One day when the boys were 7 and 10, I came home starving from a long day at work during which I’d been too busy to get any lunch. Knowing that Hubby was going to be working late, I decided to go ahead and cook dinner so it’d be ready when he got home. I very quickly decided on my favorite comfort foods: chicken fried steak, mashed potatoes, green beans, corn, and hot rolls. By the time Hubby got home, I’d also, for some unknown reason, decided that we should eat old-style: at a pre-set table with knives, forks, napkins and matching plates and glasses.
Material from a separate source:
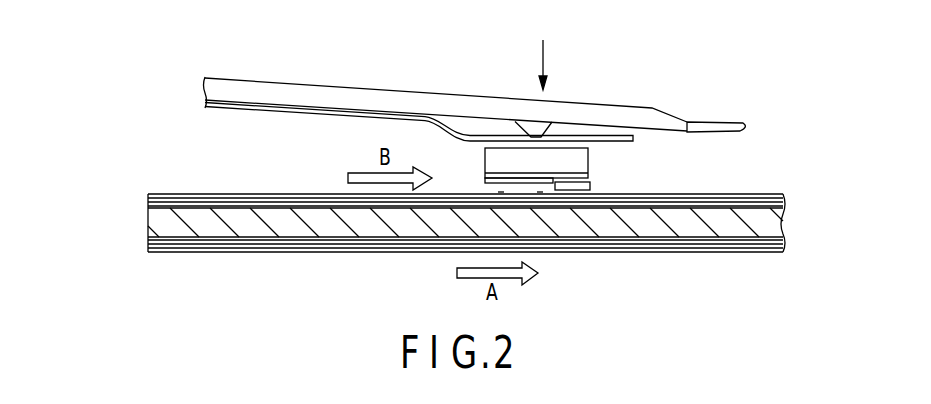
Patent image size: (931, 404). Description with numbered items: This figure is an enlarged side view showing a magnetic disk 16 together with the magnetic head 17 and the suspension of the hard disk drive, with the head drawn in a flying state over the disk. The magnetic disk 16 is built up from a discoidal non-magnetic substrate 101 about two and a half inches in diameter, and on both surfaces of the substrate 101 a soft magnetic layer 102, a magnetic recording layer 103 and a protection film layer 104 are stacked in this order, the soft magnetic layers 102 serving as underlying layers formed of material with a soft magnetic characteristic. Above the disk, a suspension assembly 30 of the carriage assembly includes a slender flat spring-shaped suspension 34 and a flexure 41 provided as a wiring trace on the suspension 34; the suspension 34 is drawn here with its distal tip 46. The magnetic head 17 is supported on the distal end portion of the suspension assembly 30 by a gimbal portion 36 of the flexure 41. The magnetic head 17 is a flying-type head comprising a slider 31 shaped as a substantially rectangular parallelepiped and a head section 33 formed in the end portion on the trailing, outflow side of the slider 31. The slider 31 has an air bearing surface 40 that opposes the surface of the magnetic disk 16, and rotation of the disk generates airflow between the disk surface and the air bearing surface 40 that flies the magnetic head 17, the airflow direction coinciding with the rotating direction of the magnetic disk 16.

With the table set and the steaming hot food ready and waiting, we all sat down to eat.

As three of us started dishing food onto our plates, I noticed that 7-year-old Twig was just sitting there staring. He first looked at the food, then at his dad, then at me, back at the food back at me and then back at his dad. I was almost to the point of asking him what the heck he was doing when he finally spoke. That's when I realized that this was the first time in his young life that he had ever actually seen me cook a whole meal. No wonder that with great skepticism and in all seriousness he asked, “Dad, can we eat this???”